Mr Huguenin said the "imbedded" journalists who travelled with US and British forces saw very little of what happened to civilians "and they were inclined to do reporting favourable to the troops."
He believes the question of civilian casualties will be a crucial part of the post-war debate about how the war was covered by journalists. He was "scandalised" when BBC Television News led its broadcast with the release of a US servicewoman in Nassirya, as details of the massacre of between 60 and 70 civilians at Hillah emerged on April 1st.
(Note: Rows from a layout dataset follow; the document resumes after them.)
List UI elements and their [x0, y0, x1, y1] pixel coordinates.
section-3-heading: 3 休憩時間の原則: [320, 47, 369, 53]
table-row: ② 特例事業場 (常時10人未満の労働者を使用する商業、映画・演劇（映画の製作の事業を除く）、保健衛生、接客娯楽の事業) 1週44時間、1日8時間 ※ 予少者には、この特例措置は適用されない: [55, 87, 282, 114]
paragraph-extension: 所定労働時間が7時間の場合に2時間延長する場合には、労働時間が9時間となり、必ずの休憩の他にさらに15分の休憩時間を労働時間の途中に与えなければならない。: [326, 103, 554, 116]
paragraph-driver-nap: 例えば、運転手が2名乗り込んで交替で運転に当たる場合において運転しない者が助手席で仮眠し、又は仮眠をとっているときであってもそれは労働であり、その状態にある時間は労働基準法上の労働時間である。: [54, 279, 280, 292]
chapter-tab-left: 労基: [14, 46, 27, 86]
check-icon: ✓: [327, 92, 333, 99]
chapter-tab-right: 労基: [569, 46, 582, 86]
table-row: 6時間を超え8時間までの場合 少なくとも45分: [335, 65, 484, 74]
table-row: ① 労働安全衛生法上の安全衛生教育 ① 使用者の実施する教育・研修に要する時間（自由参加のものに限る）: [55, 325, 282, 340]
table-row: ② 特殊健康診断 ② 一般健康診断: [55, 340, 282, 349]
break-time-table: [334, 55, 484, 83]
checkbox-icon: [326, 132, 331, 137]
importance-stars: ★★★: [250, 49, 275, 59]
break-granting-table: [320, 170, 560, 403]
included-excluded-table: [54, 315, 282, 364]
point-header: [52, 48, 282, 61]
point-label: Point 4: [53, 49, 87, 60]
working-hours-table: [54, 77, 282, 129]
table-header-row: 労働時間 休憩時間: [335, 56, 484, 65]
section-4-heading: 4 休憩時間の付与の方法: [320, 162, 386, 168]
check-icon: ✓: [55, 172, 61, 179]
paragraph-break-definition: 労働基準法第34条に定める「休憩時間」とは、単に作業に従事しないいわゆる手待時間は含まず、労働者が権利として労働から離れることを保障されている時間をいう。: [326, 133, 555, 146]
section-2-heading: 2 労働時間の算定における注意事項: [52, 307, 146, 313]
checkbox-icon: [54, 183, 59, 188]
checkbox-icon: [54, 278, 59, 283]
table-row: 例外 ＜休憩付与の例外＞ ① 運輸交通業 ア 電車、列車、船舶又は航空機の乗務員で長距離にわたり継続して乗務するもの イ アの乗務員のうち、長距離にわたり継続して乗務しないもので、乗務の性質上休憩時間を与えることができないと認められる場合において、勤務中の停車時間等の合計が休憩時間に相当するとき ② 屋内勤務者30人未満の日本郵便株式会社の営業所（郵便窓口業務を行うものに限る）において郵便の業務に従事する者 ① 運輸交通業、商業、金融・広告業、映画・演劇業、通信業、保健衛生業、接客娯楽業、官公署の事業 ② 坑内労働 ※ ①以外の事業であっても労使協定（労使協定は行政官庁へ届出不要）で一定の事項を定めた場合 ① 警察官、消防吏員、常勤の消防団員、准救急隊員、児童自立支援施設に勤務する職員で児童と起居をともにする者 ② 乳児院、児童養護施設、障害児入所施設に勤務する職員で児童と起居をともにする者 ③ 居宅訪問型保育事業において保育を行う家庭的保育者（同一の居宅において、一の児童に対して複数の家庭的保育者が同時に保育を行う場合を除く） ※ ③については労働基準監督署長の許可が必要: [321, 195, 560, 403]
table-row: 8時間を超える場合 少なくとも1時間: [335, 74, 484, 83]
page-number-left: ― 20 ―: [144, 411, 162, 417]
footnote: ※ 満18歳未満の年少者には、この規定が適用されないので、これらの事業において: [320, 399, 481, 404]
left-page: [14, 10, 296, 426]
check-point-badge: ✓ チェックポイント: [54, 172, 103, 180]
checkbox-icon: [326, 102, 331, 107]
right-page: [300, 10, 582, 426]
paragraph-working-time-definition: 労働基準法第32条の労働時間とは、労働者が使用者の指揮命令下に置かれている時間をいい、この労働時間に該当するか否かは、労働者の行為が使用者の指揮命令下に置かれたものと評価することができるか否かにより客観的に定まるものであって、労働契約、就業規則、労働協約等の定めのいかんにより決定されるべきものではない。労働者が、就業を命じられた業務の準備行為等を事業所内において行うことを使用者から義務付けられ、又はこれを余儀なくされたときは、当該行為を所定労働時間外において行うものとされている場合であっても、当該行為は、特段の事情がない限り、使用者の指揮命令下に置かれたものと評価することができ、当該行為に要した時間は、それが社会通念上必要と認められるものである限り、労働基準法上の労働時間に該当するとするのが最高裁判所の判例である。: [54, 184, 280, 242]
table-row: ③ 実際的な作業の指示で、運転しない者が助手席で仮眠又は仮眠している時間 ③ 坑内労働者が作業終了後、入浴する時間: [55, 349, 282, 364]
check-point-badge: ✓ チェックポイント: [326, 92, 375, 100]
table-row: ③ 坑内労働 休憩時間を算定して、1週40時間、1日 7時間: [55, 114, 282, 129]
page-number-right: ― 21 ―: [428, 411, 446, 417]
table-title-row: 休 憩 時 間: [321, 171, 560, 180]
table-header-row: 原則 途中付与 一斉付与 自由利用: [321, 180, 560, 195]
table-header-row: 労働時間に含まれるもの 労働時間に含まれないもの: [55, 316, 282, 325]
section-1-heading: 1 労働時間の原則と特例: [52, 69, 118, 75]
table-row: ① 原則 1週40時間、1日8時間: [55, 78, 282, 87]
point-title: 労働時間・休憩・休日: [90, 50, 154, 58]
Most are believed to have been killed by cluster bombs, which are banned for use against civilians.
"In live interviews with the BBC, I kept bringing up the dead civilians in Hillah, and they cut me off every time, asking what the ICRC was doing about water supplies."
Although the ICRC made an urgent appeal to the US and Britain on April 11th to halt pillage, restore order and repair damaged or destroyed civilian facilities, they have been slow to do so.
"It's surprising that they did not foresee the looting and disorder, when everyone else did," Mr Huguenin said. "The problem is that Marines are fighters - they have no experience at policing or running a civil administration, and the Americans have left that gap open."
The ICRC - not the US - restored water supplies to much of Baghdad on Wednesday, by repairing the Qanat and Saba Nissan pumping stations. The ICRC also brought US technicians together with the Iraqi electricity board in the hope of restoring power by today.
One of the ICRC's initiatives had to be abandoned after three days. The humanitarian group had a satellite telephone reserved for Iraqis to telephone relatives abroad. But people grew impatient queuing for hours in the hot weather, and the well-intentioned gesture ended in screaming matches and fist fights.